Kein Zweifel: Karl Friedrich Reimers hat in Leipzig mit aller Macht versucht, etwas zu schaffen, was er persönlich für innovativ halten musste.60 Kein Aufguss der ›Mainzer Schule‹, sondern ein ganz neues Haus, in dem alle leben können, die irgendwie zu Medien forschen, und in dem für ein paar Jahre sogar Platz war für Menschen, die etwas machten, was manche Mitbewohner für museumsreif hielten. Andreas Rook, der mit mir 1988 als Student nach Leipzig kam, Anfang 1990 mit Sigrid Hoyer in der »Alternativgruppe« an einem Studienprogramm schrieb und schließlich ›unser‹ Mann in der Gründungskommission wurde, erinnert sich, wie Reimers bei Berufungen an den Stellschrauben gedreht hat. Wenn jemand »aus dem Stall von Noelle-Neumann« kam, dann sei das klar benannt worden. Zugleich habe der Gründungsdekan wieder und wieder darauf gedrängt, nicht die Publikationsliste zum wichtigsten Kriterium zu machen. »Dann haben die DDR-Wissenschaftler keine Chance«.61
Wenn sich Karl Friedrich Reimers heute an seine Spaziergänge mit Hans Poerschke erinnert, dann sagt er immer noch »unsere Pläne« zu dem, was beide dabei hin und her gewälzt haben, obwohl er weiß, dass sein Begleiter ihn schon damals stets korrigiert hat. Ihre Pläne, Herr Reimers. Heute Abend im Zeitgeschichtlichen Forum wird Hans Poerschke das Wort ›Landnahme‹ verwenden und es schaffen, Reimers dabei nicht persönlich anzugreifen. Poerschke weiß, dass es keine akademische Disziplin mehr gibt, die das journalistische Arbeiten ins Zentrum rückt und alles daransetzt, das handwerkliche und intellektuelle Rüstzeug besser zu machen, das die Absolventen mitnehmen in den Beruf. Er weiß auch, dass Karl Friedrich Reimers von allen möglichen Gründungsdekanen menschlich der angenehmste war. Man muss dazu nur die Horrorberichte aus anderen Fachbereichen lesen, die Peer Pasternack in seiner Dissertation über die ›demokratische Erneuerung‹ der Universitäten in Leipzig und Berlin gesammelt hat.62 Ich selbst kann auch einfach in das Original der Dissertation von Karl Jaeger schauen, eingereicht 1921 (kein Schreibfehler) in Leipzig und, so steht es in der Widmung, seit 2013 in meinem Regal in München – von Karl Friedrich Reimers »persönlich weitergegeben an den ersten, früh wohlbestallten Universitätslehrer aus dem Kreis der Leipziger Journalistik-Absolventen 1991ff.«63 Ohne Reimers würde ich dieses Buch nicht schreiben. Ich bin nicht nur ein loyaler Zeuge, sondern auch dankbar. Mit einem Abstand von 30 Jahren sehe ich trotzdem, dass am Ende Elisabeth Noelle-Neumann gewonnen hat, und ich sehe auch, wie hoch der Preis für diesen Sieg war.

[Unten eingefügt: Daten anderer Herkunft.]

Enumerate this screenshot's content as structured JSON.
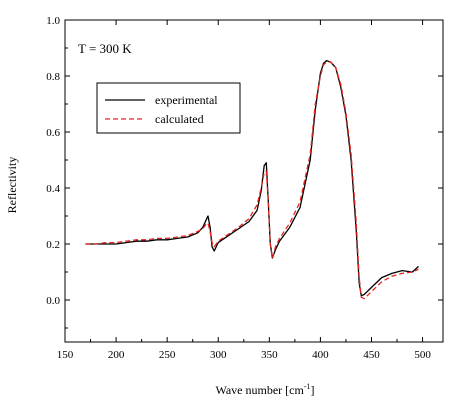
{
  "chart_data": {
    "type": "line",
    "annotation": "T = 300 K",
    "xlabel": "Wave number [cm",
    "xlabel_superscript": "-1",
    "xlabel_suffix": "]",
    "ylabel": "Reflectivity",
    "xlim": [
      150,
      520
    ],
    "ylim": [
      -0.15,
      1.0
    ],
    "xticks": [
      150,
      200,
      250,
      300,
      350,
      400,
      450,
      500
    ],
    "yticks": [
      0.0,
      0.2,
      0.4,
      0.6,
      0.8,
      1.0
    ],
    "xtick_labels": [
      "150",
      "200",
      "250",
      "300",
      "350",
      "400",
      "450",
      "500"
    ],
    "ytick_labels": [
      "0.0",
      "0.2",
      "0.4",
      "0.6",
      "0.8",
      "1.0"
    ],
    "legend_position": "upper-left",
    "series": [
      {
        "name": "experimental",
        "color": "#000000",
        "dash": "solid",
        "x": [
          170,
          180,
          190,
          200,
          210,
          220,
          230,
          240,
          250,
          260,
          270,
          280,
          285,
          288,
          290,
          292,
          294,
          296,
          300,
          310,
          320,
          330,
          338,
          342,
          345,
          347,
          349,
          351,
          353,
          356,
          360,
          370,
          380,
          390,
          395,
          400,
          403,
          406,
          410,
          415,
          420,
          425,
          430,
          435,
          438,
          440,
          443,
          450,
          460,
          470,
          480,
          490,
          496
        ],
        "y": [
          0.2,
          0.2,
          0.2,
          0.2,
          0.205,
          0.21,
          0.21,
          0.215,
          0.215,
          0.22,
          0.225,
          0.24,
          0.26,
          0.285,
          0.3,
          0.26,
          0.19,
          0.175,
          0.205,
          0.23,
          0.255,
          0.28,
          0.32,
          0.39,
          0.48,
          0.49,
          0.35,
          0.2,
          0.15,
          0.18,
          0.21,
          0.26,
          0.33,
          0.5,
          0.68,
          0.81,
          0.845,
          0.855,
          0.85,
          0.83,
          0.76,
          0.66,
          0.5,
          0.25,
          0.06,
          0.015,
          0.02,
          0.045,
          0.08,
          0.095,
          0.105,
          0.1,
          0.12
        ]
      },
      {
        "name": "calculated",
        "color": "#e8231e",
        "dash": "dashed",
        "x": [
          170,
          180,
          190,
          200,
          210,
          220,
          230,
          240,
          250,
          260,
          270,
          280,
          285,
          288,
          290,
          292,
          294,
          296,
          300,
          310,
          320,
          330,
          338,
          342,
          345,
          347,
          349,
          351,
          353,
          356,
          360,
          370,
          380,
          390,
          395,
          400,
          403,
          406,
          410,
          415,
          420,
          425,
          430,
          435,
          438,
          440,
          443,
          450,
          460,
          470,
          480,
          490,
          496
        ],
        "y": [
          0.2,
          0.2,
          0.205,
          0.205,
          0.21,
          0.215,
          0.215,
          0.22,
          0.22,
          0.225,
          0.23,
          0.245,
          0.255,
          0.27,
          0.275,
          0.245,
          0.205,
          0.19,
          0.21,
          0.235,
          0.26,
          0.29,
          0.34,
          0.4,
          0.455,
          0.46,
          0.35,
          0.2,
          0.15,
          0.19,
          0.22,
          0.275,
          0.35,
          0.52,
          0.7,
          0.8,
          0.84,
          0.85,
          0.85,
          0.83,
          0.77,
          0.67,
          0.52,
          0.28,
          0.08,
          0.01,
          0.005,
          0.03,
          0.065,
          0.085,
          0.095,
          0.1,
          0.11
        ]
      }
    ]
  }
}
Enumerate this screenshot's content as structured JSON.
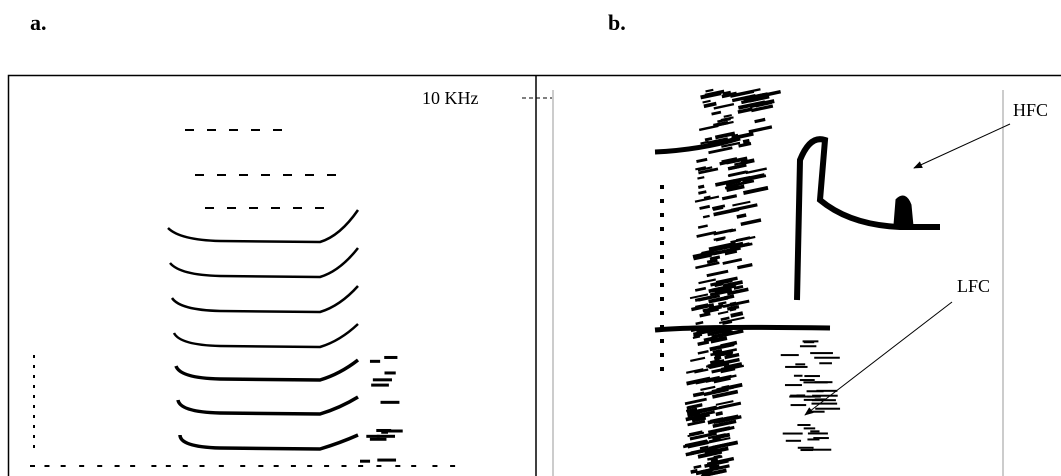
{
  "panels": [
    {
      "label": "a."
    },
    {
      "label": "b."
    }
  ],
  "annotations": {
    "frequency_marker": "10 KHz",
    "high_component": "HFC",
    "low_component": "LFC"
  }
}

WIE EIN PROLETENKIND ZU EINEM ›HOFFNUNGDTRÄGER‹ DER DDR-JOURNALISTIK WURDE
Wulf Skaun weiß nicht, dass er in diesem Kapitel gleich eine Hauptrolle spielen wird, als wir uns heute Abend vor dem Zeitgeschichtlichen Forum begrüßen. Wahrscheinlich weiß er auch nicht mehr, was er im Mai 1990 zu jenem Ost-West-Seminar beigetragen hat, das mir Hans Poerschke gleich per Kassettenstapel anvertrauen wird. Selbst im Rauschen einer alten Tonbandaufnahme wirkt dieser Auftritt fast euphorisch, voller Vorfreude. Der junge Wulf Skaun begrüßt dort zunächst die, die er aus der Literatur kennt. Heinz Pürer aus München, Wolfgang Langenbucher aus Wien. Großartig, dass solche Menschen jetzt im gleichen Raum sitzen wie er und ihm helfen werden, Theorien abzulehnen und Theorien anzunehmen, kurz: eine eigene Position zu entwickeln. Wulf Skaun kündigt an, fleißig zu lesen, nennt Wulf D. Hund und Horst Holzer, zwei Marxisten, von denen der eine, Holzer, die Universität in München 1980 wegen seiner Mitgliedschaft in der DKP verlassen musste,64 und endet mit einem Versprechen, das in den Ohren der meisten Gäste wie eine Drohung klingen muss: »Ich werde meinen linken Standpunkt einbringen«.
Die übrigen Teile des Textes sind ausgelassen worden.